The Fleet Inquiry Institute (FII)
February 09, 2010
Updated: February 9, 2010
The Fleet Inquiry Institute
The Reuben H. Fleet Science Center established the Fleet Inquiry Institute (FII) in 2002 to improve science education in the formal classroom environment by offering professional development to 3rd-8th grade teachers. Through several grants, the Fleet has been able to externally evaluate its efforts and link teacher participation in FII professional development to increased student achievement. These results have provided the Fleet with the evidence that the inquiry-based pedagogy so fundamental to learning on the exhibit floor can support student learning in the classroom. Through community partnerships the FII works with teacher education students at the community college level, pre-service teachers, beginning teachers, and high school teachers. The Fleet Inquiry Institute currently offers a weeklong training in inquiry free of charge for K- 8th grade teachers each summer and winter.
Inquiry
Inquiry-based learning is an innovative teaching approach driven by the natural curiosity and wonder every child possesses. It begins when a student experiences something new or surprising that raises questions.
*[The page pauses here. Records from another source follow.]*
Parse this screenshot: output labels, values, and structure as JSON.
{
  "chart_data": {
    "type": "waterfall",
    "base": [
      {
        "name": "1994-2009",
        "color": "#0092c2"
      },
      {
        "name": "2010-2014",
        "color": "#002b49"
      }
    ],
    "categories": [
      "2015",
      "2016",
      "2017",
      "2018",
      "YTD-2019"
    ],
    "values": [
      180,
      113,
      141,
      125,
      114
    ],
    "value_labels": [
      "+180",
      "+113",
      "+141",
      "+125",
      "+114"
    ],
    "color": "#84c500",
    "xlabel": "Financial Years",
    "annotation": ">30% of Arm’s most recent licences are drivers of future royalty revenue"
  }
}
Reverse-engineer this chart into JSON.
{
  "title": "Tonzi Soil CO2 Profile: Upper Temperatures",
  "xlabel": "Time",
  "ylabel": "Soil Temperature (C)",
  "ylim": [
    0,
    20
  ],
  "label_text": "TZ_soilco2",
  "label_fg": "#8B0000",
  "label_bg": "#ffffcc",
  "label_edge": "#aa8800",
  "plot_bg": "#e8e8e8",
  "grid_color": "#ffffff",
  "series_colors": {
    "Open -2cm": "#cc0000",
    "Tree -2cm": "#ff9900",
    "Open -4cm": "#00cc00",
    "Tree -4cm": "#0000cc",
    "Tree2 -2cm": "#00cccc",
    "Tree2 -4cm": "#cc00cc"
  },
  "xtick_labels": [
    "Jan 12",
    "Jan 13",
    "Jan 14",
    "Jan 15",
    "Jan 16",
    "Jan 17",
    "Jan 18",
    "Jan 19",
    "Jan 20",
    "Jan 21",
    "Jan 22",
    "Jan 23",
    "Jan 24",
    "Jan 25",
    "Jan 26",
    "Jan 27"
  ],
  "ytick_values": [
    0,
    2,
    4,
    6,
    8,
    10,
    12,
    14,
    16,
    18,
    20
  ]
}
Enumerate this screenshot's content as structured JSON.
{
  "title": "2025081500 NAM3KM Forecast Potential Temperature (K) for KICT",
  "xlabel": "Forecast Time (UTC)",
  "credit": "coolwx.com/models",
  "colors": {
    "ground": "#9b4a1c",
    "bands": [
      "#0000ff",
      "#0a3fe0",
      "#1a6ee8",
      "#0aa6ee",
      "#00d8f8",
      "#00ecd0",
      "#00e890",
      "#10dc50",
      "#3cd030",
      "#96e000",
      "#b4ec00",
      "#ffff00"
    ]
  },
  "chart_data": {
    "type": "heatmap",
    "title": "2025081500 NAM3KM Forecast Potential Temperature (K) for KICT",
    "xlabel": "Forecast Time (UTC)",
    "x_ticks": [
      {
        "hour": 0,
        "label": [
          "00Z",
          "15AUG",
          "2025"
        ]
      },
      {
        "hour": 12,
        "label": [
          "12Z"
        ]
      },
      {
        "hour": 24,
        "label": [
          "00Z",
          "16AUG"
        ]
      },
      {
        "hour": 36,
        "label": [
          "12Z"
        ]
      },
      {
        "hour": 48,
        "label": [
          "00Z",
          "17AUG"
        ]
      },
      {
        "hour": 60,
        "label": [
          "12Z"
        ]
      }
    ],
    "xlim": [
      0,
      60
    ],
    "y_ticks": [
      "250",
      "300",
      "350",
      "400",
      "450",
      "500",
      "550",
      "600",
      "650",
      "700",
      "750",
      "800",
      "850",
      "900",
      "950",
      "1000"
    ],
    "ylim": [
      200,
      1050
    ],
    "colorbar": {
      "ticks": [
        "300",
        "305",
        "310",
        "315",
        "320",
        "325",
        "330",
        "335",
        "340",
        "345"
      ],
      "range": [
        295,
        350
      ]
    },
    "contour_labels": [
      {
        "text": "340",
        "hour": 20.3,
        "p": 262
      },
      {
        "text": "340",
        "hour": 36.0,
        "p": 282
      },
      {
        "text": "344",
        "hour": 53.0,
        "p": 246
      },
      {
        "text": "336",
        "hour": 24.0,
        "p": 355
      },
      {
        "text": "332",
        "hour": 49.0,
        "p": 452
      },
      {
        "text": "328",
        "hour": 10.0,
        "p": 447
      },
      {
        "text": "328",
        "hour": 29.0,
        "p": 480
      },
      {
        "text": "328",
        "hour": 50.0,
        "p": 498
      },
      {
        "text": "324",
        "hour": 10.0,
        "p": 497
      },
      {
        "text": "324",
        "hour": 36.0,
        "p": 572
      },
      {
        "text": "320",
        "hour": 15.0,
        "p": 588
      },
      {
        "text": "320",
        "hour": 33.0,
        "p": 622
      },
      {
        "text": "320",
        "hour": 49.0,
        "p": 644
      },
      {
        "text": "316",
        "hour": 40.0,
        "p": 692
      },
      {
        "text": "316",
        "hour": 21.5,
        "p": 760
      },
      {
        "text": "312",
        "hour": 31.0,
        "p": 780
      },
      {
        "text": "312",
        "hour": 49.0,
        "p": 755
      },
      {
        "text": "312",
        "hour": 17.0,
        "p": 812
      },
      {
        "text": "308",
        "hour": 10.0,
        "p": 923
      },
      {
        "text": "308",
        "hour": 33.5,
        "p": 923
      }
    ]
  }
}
Teachers begin inquiry lessons with a hands-on activity that allows students to experience a scientific phenomenon in action and react to it with spontaneous curiosity and questions. Those questions form the basis for further investigation, typically done in a small group setting, in which students interact with materials, make observations, propose tentative explanations, form test predictions and record their observations through writing or drawing. The activity culminates in a sharing of the understanding each group has arrived at, with the teacher/facilitator drawing upon the student findings to summarize the key science concepts covered in the lesson. As a result, the students learn not only science content, but the process of scientific inquiry – how to observe, how to form and test hypotheses and alternatives, and how to communicated what they have learned. An inquiry-based classroom is a lively, focused environment that encourages students to be imaginative, creative and responsible. Students who learn through inquiry become actively engaged in their learning and feel ownership of what they have learned and develop skills which lead to greater understanding, recall and achievement.